Prop top of sleeve open with anything on hand
Apply glue to edge of cardboard
(Note:  I used Contact Cement ™.  It adhered instantly and left no bleed through onto the fabric.  Since this edge will not come in contact  with the quilt, I doubt if there would be any damage to the quilt.)

Fold fabric onto the glued edge and finger press. 

Remove separators and apply glue to the previously glued fabric

Fold top fabric toward inside of sleeve and finger press it to the glued edge.

Measure 4” away from each corner on all edges.  Mark with a straight pin.

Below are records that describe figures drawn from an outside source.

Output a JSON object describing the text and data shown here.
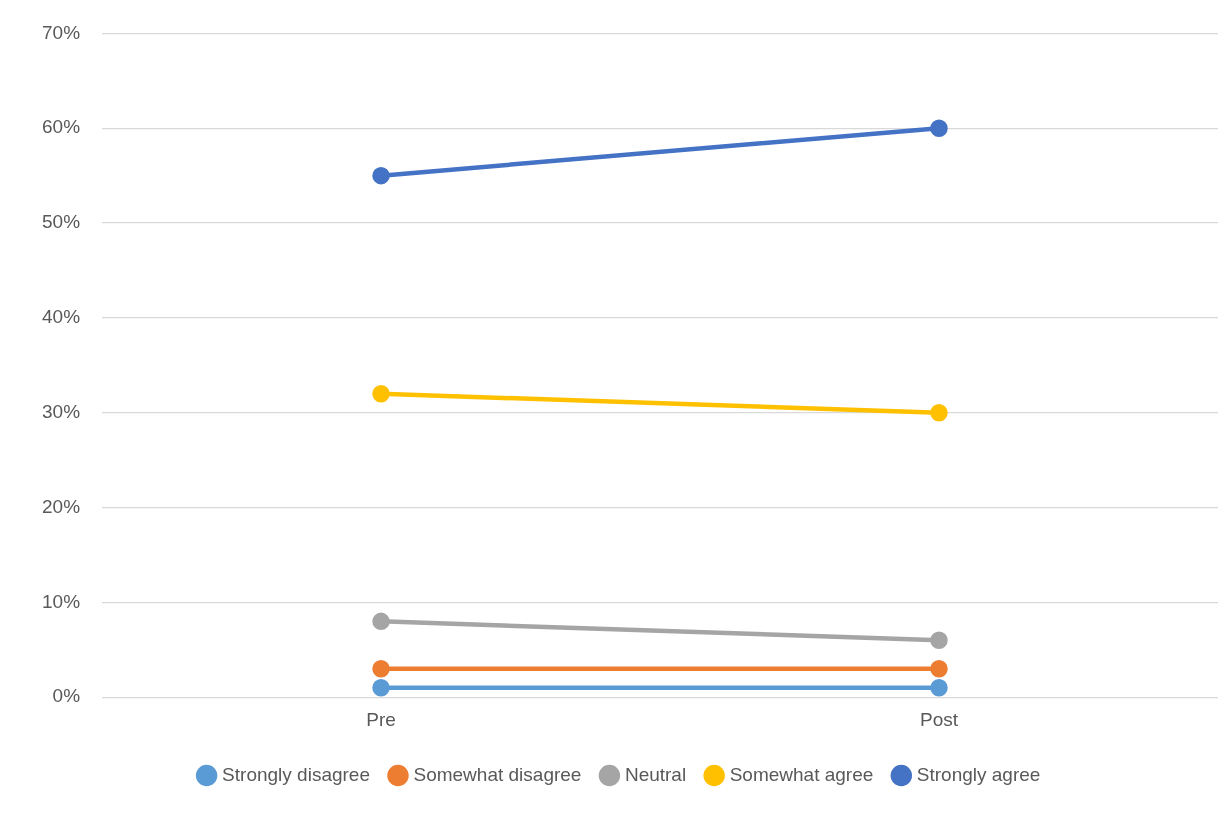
{
  "chart_data": {
    "type": "line",
    "categories": [
      "Pre",
      "Post"
    ],
    "series": [
      {
        "name": "Strongly disagree",
        "color": "#5b9bd5",
        "values": [
          1,
          1
        ]
      },
      {
        "name": "Somewhat disagree",
        "color": "#ed7d31",
        "values": [
          3,
          3
        ]
      },
      {
        "name": "Neutral",
        "color": "#a5a5a5",
        "values": [
          8,
          6
        ]
      },
      {
        "name": "Somewhat agree",
        "color": "#ffc000",
        "values": [
          32,
          30
        ]
      },
      {
        "name": "Strongly agree",
        "color": "#4472c4",
        "values": [
          55,
          60
        ]
      }
    ],
    "ylim": [
      0,
      70
    ],
    "yticks": [
      {
        "value": 0,
        "label": "0%"
      },
      {
        "value": 10,
        "label": "10%"
      },
      {
        "value": 20,
        "label": "20%"
      },
      {
        "value": 30,
        "label": "30%"
      },
      {
        "value": 40,
        "label": "40%"
      },
      {
        "value": 50,
        "label": "50%"
      },
      {
        "value": 60,
        "label": "60%"
      },
      {
        "value": 70,
        "label": "70%"
      }
    ],
    "grid": "y",
    "legend": "bottom",
    "marker": "circle",
    "line_style": "solid"
  }
}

Cut ½” strips of vinyl for corner hold downs
Apply glue to the fabric just before each pin-marked place.
Lay vinyl strips from glued point to glued point to create the hold-down strip.
Finger press vinyl to glued fabric and let completely dry.
When glue is dry, cut off excess vinyl.

Punch holes through glued vinyl areas.

Stitch embellishment with holding bead from back to front.
Completed hold-down strap element.  Do this for all 4 corners.
Completed straps on all four corners.
Punch 3 equidistant holes and insert eyelets in the side that was glued.

Completed page with hold-down straps and eyelets.
And here, again, is the page with Deborah Stanley's quilt mounted on it.

Since the quilt can now be mounted on a stiff mounting field, it can also be displayed on a stand without drooping 
Finally, create a front and back cover
in the same way as each page is constructed.  


  1. What a great idea, Linda! Thank you for the clear and concise instructions.

  2. This wasn't difficult but it did require a lot of steps. I'm glad that Mia found it user friendly.

  3. This wasn't difficult but it did require a lot of steps. I'm glad that Mia found it user friendly.